The next day, you wake up with some knee pain; sit up from your bed and your knee buckles. You feel some pain and it looks swollen, every step creates more pain. Then you get to some stairs and its more difficult than usual to ascend or descend them.
You walk into your physical therapists/ medial professional office and they confirm it with some diagnostic tests. It’s a Grade 1 MCL sprain. The first thing that needs to be done is to get rid of inflammation. Inflammation decreases muscle mass and it also decreases proprioception, something fighters can’t afford to lose. This is usually done with soft tissue work and then applying some Kinesio-Tape (Rock Tape). Rock tape is great because it stays on for 3-5 days 24 hours a day. It’s not restrictive and decreases inflammation exceptionally well. Exercises like quad sets, heel slides are also initially done to make sure there is no limit in knee range of motion (ROM).
Before the patient leaves I make them get a knee brace, nothing fancy, just a neoprene sleeve the will help stabilize the knee, and not stress the MCL when walking and going up and down stairs.
Too often, when an athlete walks into a health professional’s office with an injury from an activity or sport, they are simply told to stop doing the sport. It’s very important that the athlete/fighter see someone who understands/ specializes in the activities or sports that they participate in. So they are not told to stop, just modify their activity levels correctly to prevent further injury.
Strength & Conditioning — Don Heatrick:
In this example, the medial knee ligament damage was the result of a traumatic blow to the joint, so we aren’t looking to correct any movement dysfunction. It wasn’t an internal self-destruction caused by overusing poor movement mechanics, but rather an external factor – a hefty low kick.
The rehab work will have strengthened the supporting muscles surrounding the knee joint to regain stability and recovered mobility. Once given the all clear by the physical therapist (usually after a week or two), now we’re ready to employ functional and dynamic exercises to regain athletic qualities.

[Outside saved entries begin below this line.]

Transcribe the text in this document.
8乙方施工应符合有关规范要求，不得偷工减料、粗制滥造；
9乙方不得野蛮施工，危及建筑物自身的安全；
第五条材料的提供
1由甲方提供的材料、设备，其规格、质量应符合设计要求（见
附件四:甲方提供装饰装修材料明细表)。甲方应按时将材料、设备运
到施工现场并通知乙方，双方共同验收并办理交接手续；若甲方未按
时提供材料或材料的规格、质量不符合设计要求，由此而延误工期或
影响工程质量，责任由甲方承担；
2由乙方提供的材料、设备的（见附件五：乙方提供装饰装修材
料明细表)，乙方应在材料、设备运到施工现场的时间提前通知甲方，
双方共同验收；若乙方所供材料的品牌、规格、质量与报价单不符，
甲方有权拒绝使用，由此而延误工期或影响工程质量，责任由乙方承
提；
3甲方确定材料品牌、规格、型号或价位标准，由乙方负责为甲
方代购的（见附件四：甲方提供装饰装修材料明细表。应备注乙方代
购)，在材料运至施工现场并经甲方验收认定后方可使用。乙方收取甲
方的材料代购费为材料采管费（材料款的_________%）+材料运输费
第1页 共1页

When injured, it’s especially important to thoroughly warm up and activate the stabilising muscle groups at the beginning of every resistance training session, to give your knee the best chance of keeping up. A sequence I’d recommend would be 8-14 reps of the following:
Cook hip lift
Side lying clams
Side lying straight leg lifts
1-leg figure-of-eights both CW & CCW
Start with 8 reps of each and add a further 2 reps each successive week until you reach 14 reps after 4-weeks back to resistance training.
Load & Volume
Remember that you will have lost strength as a result of the injury, you must progressively build the resistance back up. The load, the number of sets and reps that you use can be tailored by how the session feels, but as a guideline I’d start with 3 sets of 10-12 reps for all lower body lifts, with a load that you feel you could lift perfectly at least 14-16 times.
In the following table, I’ve broken down how I’d reintroduce exercises week by week. Each successive week details what could be added to the exercise selection already permitted.

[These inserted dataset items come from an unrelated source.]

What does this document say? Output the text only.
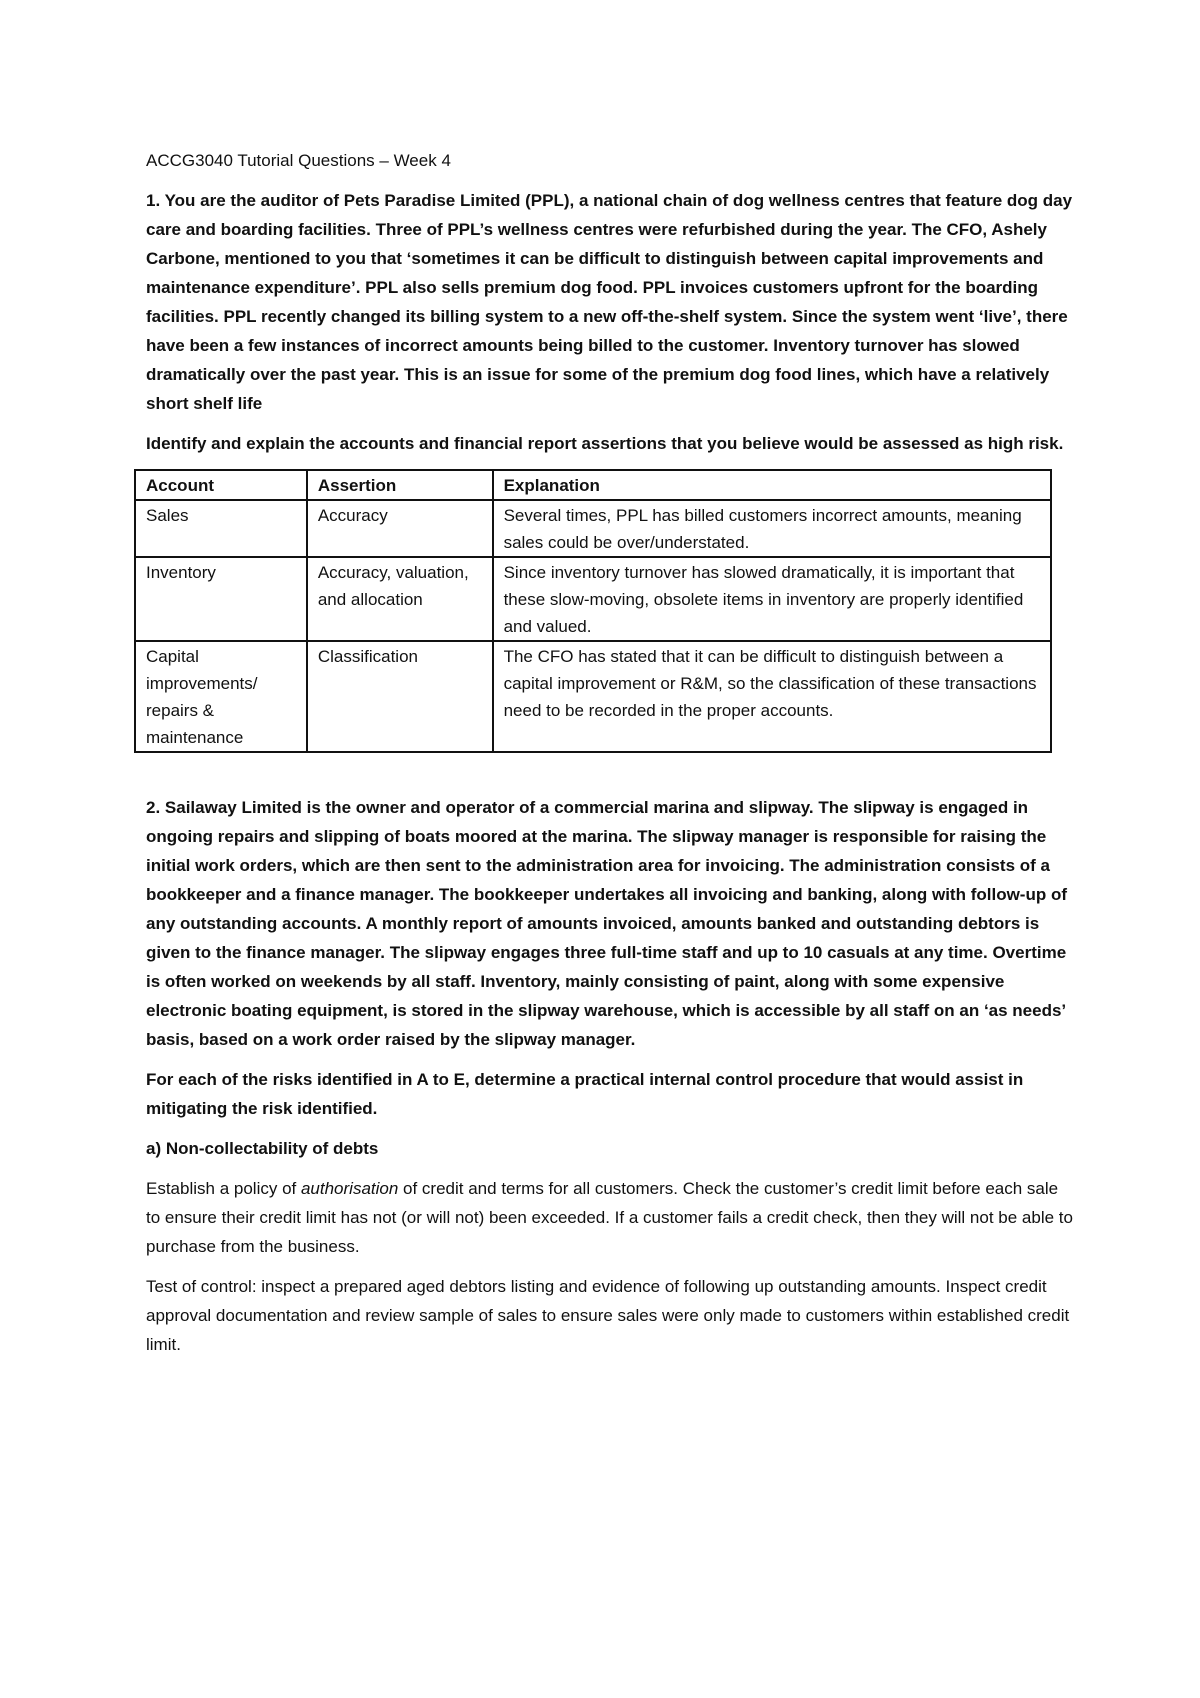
ACCG3040 Tutorial Questions – Week 4

1. You are the auditor of Pets Paradise Limited (PPL), a national chain of dog wellness centres that feature dog day care and boarding facilities. Three of PPL’s wellness centres were refurbished during the year. The CFO, Ashely Carbone, mentioned to you that ‘sometimes it can be difficult to distinguish between capital improvements and maintenance expenditure’. PPL also sells premium dog food. PPL invoices customers upfront for the boarding facilities. PPL recently changed its billing system to a new off-the-shelf system. Since the system went ‘live’, there have been a few instances of incorrect amounts being billed to the customer. Inventory turnover has slowed dramatically over the past year. This is an issue for some of the premium dog food lines, which have a relatively short shelf life

Identify and explain the accounts and financial report assertions that you believe would be assessed as high risk.

Account	Assertion	Explanation
Sales	Accuracy	Several times, PPL has billed customers incorrect amounts, meaning sales could be over/understated.
Inventory	Accuracy, valuation, and allocation	Since inventory turnover has slowed dramatically, it is important that these slow-moving, obsolete items in inventory are properly identified and valued.
Capital improvements/ repairs & maintenance	Classification	The CFO has stated that it can be difficult to distinguish between a capital improvement or R&M, so the classification of these transactions need to be recorded in the proper accounts.

2. Sailaway Limited is the owner and operator of a commercial marina and slipway. The slipway is engaged in ongoing repairs and slipping of boats moored at the marina. The slipway manager is responsible for raising the initial work orders, which are then sent to the administration area for invoicing. The administration consists of a bookkeeper and a finance manager. The bookkeeper undertakes all invoicing and banking, along with follow-up of any outstanding accounts. A monthly report of amounts invoiced, amounts banked and outstanding debtors is given to the finance manager. The slipway engages three full-time staff and up to 10 casuals at any time. Overtime is often worked on weekends by all staff. Inventory, mainly consisting of paint, along with some expensive electronic boating equipment, is stored in the slipway warehouse, which is accessible by all staff on an ‘as needs’ basis, based on a work order raised by the slipway manager.

For each of the risks identified in A to E, determine a practical internal control procedure that would assist in mitigating the risk identified.

a) Non-collectability of debts

Establish a policy of authorisation of credit and terms for all customers. Check the customer’s credit limit before each sale to ensure their credit limit has not (or will not) been exceeded. If a customer fails a credit check, then they will not be able to purchase from the business.

Test of control: inspect a prepared aged debtors listing and evidence of following up outstanding amounts. Inspect credit approval documentation and review sample of sales to ensure sales were only made to customers within established credit limit.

Your training sessions shouldn’t hurt your knee. If they do, regress to the previous weeks exercises and continue with those for a further week or more before considering stepping up and including the next set of exercises. Monitor how you feel during and after each session and gauge whether to increment your current training intensity/volume (load/set & reps) up or down.
Curb your extremist tendencies as a fighter to push on regardless; this attitude doesn’t help you recover quickly from injury. Remember the long-term goal is for progression of athletic ability not a temporary buzz – keep that ego in check.